Bat listening results: October - December 2010
Analysis by Bob Bullen, BAT CALL WA Pty Ltd.
Photo by Terry Reardon.
The White-striped bat (Tadarida australis) is one of the largest insectivorous microbats in Australia. It is a fast flyer that forages in the open space above the tree canopy. It was chosen as a ClimateWatch indicator species because its foraging behaviour is limited by high night time temperatures. On an annual cycle it expands its range to the northern regions of the continent in April for the cooler winter months and then contracts to the south in October for the hotter summer months. It has been shown to be restricted to areas where the mean monthly minimum overnight temperature is 20°C (Bullen and McKenzie 2005). By understanding its distribution through the year scientists will therefore gain an insight into how this species is responding to our changing climate. This in effect is an early warning system that other subtle ecological changes are likely to be occurring.
The White-striped bat's echolocation call is powerful, distinctive and audible to human hearing making this species ideal for monitoring by Citizen Scientists. ClimateWatch, in association with the Citizen Science Program of the Conservation Council of WA, has begun to monitor the presence and absence of this species across Australia. A call to ClimateWatchers to listen out for the White-striped bat from 23rd October to 5th December 2010 was made and the results of this pilot project are presented here.
Results and Discussion
A total of 30 observations for the White-striped bat were recorded during the period 23rd October to 5th December 2010 (see Figure 1 below). These included 21 from WA, 8 from Victoria and 1 from NSW. Of these, 16 were recorded in the metropolitan areas of Perth, Melbourne and Sydney while 14 were recorded in rural areas. The daily rate of records received show an initial surge during Western Australia’s Conservation Week (23rd to 30th October 2010), followed by a steady rate of collection through November.
Figure 1. Daily rate of observations recorded for T. australis. The data show an initial surge during Conservation Week, 23-30 Oct, followed by a steady rate of data collection throughout November.
The presence and absence data collected during October and November of 2010 are presented in Figure 2 below. There are 16 presence records and 14 absence records in the data set. All data collected, with the exception of a single presence record from the Pilbara region of WA, are within the latitude that the species is expected during these months. These data, while preliminary in nature, show that the method of data collection employed by ClimateWatch can provide a viable method of monitoring the effect of temperature change on species such as T. australis.
The Pilbara record has been independently confirmed. It was taken at a site close to a meteorological station that has recorded overnight temperatures of 20°C during late October and early November. This bat is believed to be one that is late in departing for the south, probably associated with mild overnight temperatures, averaging 18°C at Newman, during October 2010.
Figure 2. ClimateWatch presence and absence data for the White-striped bat, T. australis during October and November of 2010. All presence data lie south of the latitude that the species would be expected to inhabit during these months, represented by the dotted line with the exception of a single, independently confirmed record taken in the Pilbara region of WA. This record was collected during October when the minimum overnight temperature at the site was 20°C.

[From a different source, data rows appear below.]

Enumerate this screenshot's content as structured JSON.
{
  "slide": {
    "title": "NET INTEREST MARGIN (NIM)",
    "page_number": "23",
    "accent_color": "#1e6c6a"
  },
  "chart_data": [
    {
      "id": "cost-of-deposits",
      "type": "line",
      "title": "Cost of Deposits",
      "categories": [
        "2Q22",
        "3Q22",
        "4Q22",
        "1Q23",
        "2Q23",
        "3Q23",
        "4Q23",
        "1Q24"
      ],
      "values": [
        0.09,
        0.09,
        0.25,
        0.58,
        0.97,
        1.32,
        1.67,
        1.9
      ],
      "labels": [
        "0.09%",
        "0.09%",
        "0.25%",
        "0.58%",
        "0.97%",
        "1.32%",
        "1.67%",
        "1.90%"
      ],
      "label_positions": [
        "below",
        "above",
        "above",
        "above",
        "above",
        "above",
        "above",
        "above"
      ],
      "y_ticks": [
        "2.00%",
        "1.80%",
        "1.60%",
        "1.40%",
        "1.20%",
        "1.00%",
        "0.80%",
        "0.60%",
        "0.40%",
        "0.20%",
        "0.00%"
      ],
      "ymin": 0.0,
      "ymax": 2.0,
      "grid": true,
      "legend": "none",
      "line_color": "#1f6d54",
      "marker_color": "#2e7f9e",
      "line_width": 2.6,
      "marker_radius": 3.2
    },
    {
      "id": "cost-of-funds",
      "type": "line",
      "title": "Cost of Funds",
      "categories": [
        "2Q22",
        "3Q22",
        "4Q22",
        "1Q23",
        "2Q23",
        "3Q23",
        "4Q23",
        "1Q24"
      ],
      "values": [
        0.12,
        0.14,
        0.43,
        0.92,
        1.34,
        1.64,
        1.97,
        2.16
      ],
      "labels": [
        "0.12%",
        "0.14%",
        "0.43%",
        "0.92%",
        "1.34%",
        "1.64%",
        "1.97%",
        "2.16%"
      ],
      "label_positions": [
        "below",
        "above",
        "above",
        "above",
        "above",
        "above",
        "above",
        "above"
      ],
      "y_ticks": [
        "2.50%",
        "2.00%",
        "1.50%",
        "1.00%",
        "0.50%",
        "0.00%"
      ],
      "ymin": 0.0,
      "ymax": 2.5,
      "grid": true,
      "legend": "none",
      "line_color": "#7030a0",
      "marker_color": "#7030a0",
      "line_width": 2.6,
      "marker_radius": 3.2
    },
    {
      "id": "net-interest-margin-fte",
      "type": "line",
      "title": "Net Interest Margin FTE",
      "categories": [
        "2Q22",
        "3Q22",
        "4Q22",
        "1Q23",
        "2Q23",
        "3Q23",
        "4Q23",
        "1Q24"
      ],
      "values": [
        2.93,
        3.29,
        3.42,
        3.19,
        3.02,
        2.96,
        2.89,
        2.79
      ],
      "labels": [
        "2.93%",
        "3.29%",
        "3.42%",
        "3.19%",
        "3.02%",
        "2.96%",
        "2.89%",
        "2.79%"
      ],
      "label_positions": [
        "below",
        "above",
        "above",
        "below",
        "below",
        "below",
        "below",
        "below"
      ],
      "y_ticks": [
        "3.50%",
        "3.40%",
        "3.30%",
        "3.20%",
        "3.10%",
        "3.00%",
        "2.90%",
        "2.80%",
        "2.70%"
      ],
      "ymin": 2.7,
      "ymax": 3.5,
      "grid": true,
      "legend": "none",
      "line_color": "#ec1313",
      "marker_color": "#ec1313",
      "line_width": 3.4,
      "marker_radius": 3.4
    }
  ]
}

Figure 3 below presents the monthly average minimum overnight temperature for the location where T. australis presence records were recorded. Temperature data are taken from the closest Bureau of Meteorology recording station to the presence record. These are all at or below the 20°C limit expected for the species.
Figure 3. Monthly average minimum temperatures for each of the presence records recorded for T. australis.
In summary, the observations collected through ClimateWatch for the White-striped bat from 23rd October to 5th December 2010 were successfully recorded. Over half of the records were recorded in the major cities of Perth, Melbourne and Sydney. To fully develop the potential of this monitoring program, it should be widely promoted in rural communities that are spread across the country.
ClimateWatch would like to thank Bob Bullen for the analysis of the data.